从图中可以简单看出,SingleScheduler、ComputationScheduler、IoScheduler、NewThreadScheduler的核心实现就是一个线程池,但该线程池里只会有一个线程,而newScheduledThreadPool是可以延迟、定时执行的,所以我们可以认为SingleScheduler、ComputationScheduler、IoScheduler、NewThreadScheduler的核心实现就是一个可定时、可延迟执行及轮询的特殊线程,下面简称线程。该线程是通过Observable的scheduleDirect方法来提交任务(基本上都是通过此方法来提交任务)。
@NonNull
public Disposable scheduleDirect(@NonNull Runnable run, long delay, @NonNull TimeUnit unit) {
final Worker w = createWorker();
final Runnable decoratedRun = RxJavaPlugins.onSchedule(run);
DisposeTask task = new DisposeTask(decoratedRun, w);
w.schedule(task, delay, unit);
return task;
}
createWorker是一个抽象的方法,在SingleScheduler、ComputationScheduler、IoScheduler、NewThreadScheduler中分别有不同的实现。
1、SingleScheduler原理分析
createWorker在SingleScheduler中的实现如下,在调用ScheduledWorker的schedule方法将任务交给线程执行。

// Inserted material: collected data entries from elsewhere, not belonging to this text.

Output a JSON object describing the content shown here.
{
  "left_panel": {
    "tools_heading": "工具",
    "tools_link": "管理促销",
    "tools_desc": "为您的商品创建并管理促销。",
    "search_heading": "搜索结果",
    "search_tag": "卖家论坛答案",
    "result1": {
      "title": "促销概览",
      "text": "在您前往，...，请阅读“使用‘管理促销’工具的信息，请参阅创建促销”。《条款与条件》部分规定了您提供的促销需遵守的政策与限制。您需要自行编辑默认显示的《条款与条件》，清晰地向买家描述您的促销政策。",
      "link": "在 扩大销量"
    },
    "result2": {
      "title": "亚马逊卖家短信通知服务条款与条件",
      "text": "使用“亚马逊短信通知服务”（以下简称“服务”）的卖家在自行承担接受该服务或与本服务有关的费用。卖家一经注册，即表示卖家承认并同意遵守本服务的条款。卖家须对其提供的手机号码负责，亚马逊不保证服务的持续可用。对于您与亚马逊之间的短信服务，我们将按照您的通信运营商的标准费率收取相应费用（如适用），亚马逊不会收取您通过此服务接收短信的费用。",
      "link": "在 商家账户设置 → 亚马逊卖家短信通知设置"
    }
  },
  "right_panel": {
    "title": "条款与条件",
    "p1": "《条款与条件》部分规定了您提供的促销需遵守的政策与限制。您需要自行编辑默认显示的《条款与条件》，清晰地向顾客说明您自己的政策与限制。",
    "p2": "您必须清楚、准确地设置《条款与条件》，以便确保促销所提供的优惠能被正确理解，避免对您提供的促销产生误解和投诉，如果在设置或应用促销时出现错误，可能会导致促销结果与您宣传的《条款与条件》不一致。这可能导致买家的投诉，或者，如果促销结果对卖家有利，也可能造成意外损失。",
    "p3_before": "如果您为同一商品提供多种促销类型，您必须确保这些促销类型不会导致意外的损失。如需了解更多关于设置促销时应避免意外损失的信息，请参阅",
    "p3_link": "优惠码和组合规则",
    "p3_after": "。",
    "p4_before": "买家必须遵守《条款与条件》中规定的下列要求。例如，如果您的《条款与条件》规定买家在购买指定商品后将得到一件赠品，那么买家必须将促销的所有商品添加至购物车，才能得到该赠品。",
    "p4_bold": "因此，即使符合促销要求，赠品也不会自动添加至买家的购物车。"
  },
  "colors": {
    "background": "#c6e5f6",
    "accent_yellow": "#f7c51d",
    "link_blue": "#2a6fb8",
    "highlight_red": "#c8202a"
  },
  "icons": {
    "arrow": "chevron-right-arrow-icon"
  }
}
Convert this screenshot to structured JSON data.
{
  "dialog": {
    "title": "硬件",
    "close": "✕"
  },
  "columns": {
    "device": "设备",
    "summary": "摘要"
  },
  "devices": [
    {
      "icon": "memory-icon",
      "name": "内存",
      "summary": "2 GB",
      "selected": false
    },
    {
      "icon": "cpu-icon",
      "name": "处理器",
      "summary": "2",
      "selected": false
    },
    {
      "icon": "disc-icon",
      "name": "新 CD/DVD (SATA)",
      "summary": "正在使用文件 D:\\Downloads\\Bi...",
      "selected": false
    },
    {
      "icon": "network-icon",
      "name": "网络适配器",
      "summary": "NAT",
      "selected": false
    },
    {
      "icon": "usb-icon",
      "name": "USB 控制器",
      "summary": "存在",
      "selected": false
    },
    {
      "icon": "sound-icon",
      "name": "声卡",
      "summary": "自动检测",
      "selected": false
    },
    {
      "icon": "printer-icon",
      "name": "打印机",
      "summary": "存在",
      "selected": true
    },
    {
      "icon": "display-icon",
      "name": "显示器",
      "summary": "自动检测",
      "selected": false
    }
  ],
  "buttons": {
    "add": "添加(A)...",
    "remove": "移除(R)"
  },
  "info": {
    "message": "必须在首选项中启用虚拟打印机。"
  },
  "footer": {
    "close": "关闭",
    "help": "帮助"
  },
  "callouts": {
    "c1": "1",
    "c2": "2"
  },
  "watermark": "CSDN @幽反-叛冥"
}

public Worker createWorker() {
//传入一个有且只有一个线程的线程池,就是上面说的特殊线程
return new ScheduledWorker(executor.get());
}
public Disposable schedule(@NonNull Runnable run, long delay, @NonNull TimeUnit unit) {
...
tasks.add(sr);
try {
Future<?> f;
//将任务交给线程执行
if (delay <= 0L) {
f = executor.submit((Callable<Object>)sr);
} else {
f = executor.schedule((Callable<Object>)sr, delay, unit);
}
sr.setFuture(f);
} catch (RejectedExecutionException ex) {
...
}
SingleScheduler的原理比较简单,到此就完毕了。但线程是在那里创建的尼?其实在SingleScheduler的构造方法就已经创建了线程。由于SingleScheduler是单例实现,所有SingleScheduler中有且仅有一个线程。 那么当多任务且有耗时操作时,后面的任务就会等待。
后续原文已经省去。